Let’s Get With the (HCV) Program New York

 

By DeAnna Eason, Senior Counselor
   

Ed. Note: Section 8 voucher holders are not only threatened by the possibility of future funding cuts, (see “A Choice to be Made”, this issue) they also must deal with the present reality of source of income discrimination. Bias against people who receive rental assistance limits the very housing choices that the Housing Choice Voucher Program is designed to expand.
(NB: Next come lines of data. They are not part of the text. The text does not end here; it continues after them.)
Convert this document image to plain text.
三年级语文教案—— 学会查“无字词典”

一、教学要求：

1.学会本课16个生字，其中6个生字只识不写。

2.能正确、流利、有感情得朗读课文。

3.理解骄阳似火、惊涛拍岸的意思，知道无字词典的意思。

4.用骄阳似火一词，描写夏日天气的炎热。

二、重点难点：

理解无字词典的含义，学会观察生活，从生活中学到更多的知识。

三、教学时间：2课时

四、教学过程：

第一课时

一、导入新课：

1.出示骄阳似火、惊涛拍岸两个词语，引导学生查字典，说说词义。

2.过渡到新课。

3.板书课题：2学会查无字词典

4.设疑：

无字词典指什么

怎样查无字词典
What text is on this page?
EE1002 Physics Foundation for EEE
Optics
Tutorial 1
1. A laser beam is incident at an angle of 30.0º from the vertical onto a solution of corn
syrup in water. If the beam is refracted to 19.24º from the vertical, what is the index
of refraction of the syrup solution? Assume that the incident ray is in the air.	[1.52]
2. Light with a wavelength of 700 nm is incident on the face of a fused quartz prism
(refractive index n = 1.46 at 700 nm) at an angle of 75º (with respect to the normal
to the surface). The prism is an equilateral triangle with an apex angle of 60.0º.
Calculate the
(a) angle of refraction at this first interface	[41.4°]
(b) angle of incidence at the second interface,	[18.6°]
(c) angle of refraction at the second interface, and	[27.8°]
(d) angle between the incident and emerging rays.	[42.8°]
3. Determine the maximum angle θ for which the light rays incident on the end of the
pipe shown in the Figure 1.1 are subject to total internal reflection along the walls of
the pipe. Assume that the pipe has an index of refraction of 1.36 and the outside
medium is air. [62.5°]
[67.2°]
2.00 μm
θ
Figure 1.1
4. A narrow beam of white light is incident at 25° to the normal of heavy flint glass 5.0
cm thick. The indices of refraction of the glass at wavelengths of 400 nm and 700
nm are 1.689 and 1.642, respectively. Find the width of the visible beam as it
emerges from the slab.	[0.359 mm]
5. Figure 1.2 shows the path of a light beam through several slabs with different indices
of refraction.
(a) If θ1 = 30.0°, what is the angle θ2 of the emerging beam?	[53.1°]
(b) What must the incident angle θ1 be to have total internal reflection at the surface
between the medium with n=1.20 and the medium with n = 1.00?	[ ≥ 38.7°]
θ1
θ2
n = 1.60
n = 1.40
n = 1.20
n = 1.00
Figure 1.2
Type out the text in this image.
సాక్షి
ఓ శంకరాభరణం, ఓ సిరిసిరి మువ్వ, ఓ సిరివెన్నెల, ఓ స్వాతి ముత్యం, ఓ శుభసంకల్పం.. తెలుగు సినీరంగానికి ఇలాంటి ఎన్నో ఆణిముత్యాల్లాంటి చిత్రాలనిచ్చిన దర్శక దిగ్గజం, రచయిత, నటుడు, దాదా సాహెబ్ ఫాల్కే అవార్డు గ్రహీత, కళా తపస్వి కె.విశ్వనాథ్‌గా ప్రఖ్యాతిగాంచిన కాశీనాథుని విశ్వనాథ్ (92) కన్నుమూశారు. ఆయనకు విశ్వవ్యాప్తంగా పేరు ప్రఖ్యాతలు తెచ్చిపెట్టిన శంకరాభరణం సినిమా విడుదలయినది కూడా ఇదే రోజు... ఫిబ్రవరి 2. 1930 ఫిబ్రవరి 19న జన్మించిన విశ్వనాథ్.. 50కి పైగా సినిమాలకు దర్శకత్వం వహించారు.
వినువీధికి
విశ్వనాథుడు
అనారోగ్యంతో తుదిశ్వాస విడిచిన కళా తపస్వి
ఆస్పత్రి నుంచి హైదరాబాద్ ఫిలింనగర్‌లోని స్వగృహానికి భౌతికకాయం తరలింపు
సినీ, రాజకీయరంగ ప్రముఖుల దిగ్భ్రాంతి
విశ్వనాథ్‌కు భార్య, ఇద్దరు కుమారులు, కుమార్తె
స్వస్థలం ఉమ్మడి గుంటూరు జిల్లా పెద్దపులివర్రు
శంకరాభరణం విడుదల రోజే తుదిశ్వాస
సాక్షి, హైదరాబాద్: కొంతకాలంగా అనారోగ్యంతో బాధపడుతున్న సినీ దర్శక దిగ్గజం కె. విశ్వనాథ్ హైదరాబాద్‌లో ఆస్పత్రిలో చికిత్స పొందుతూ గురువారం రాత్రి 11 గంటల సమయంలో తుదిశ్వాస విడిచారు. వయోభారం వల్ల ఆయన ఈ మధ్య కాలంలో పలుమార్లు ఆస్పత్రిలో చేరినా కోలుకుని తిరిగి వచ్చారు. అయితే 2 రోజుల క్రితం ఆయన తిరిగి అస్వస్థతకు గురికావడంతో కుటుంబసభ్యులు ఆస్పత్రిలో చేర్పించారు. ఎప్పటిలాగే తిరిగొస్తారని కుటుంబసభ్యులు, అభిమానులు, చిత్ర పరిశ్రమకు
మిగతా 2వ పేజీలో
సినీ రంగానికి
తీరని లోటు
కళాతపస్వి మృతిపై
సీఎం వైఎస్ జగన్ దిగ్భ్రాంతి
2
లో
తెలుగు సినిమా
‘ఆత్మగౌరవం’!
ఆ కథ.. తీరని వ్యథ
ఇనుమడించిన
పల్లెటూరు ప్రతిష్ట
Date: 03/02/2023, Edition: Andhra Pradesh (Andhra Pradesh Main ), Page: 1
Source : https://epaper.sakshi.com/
Deanna Eason, who works in both the Mobility and the Fair Housing units of HOME, explains why protection against this form of discrimination should be mandated at the state level.

 I met Lynn at a recent Greater Buffalo Community Housing Center Small Group Session.  After waiting several years for Section 8 (a federal rental subsidy), she was very excited to finally be in the program and was grateful for HOME’s assistance in helping her find adequate housing.  During these sessions, I explain to program participants the services that the GBCHC provides and offer referrals for security deposits, and moving assistance.  I also explain that not all landlords accept Section 8. 

Many landlords don’t fully understand the program.  Some erroneously believe that if you require rental assistance you will not keep the apartment up, and then there are the landlords who want to do as little work in the apartment as possible and do not want their property inspected annually.  Even though I spend at least 15 minutes on these topics, there is always one client who believes that I am slightly exaggerating and that every landlord who has an apartment for rent will rent it to her.  This was Lynn.

When I met with Lynn during our follow-up session, she was different from the excited young woman of two weeks earlier.  She had been earnestly searching for a three-bedroom apartment in Amherst or Cheektowaga.  Lynn was searching for a new and different neighborhood with good schools, less poverty, and less violence.  Every time she asked a landlord whether they accepted Section 8, she was told no.  Even when she tried to explain the program and that the rent was guaranteed every month, the door was shut or the phone was hung up.  

I reminded Lynn that there were ordinances passed in West Seneca and Hamburg that made lawful source of income a protected class.  Lynn replied that it should be a protected class everywhere.

            Is Lynn right?  Many lawmakers would say yes.Although New York State does not have an anti-discrimination statute that includes Section 8, there are other states and cities that do.  Among them are the states of New Jersey, Massachusetts   and Connecticut, the District of Columbia and Chicago, Il.

If other states and cities have adopted Section 8 anti-discrimination laws and statutes, why not New York?  In theory, Section 8 rental subsidies are provided to help low-income individuals and families afford decent housing.  This is difficult to put into practice if eligible program participants are then denied the decent housing the subsidy helps them to afford.  Some landlords use a prospective tenant’s receipt of Section 8 as an excuse not to rent to people of color or families with children.

Isn’t it time everyone played on an even playing field?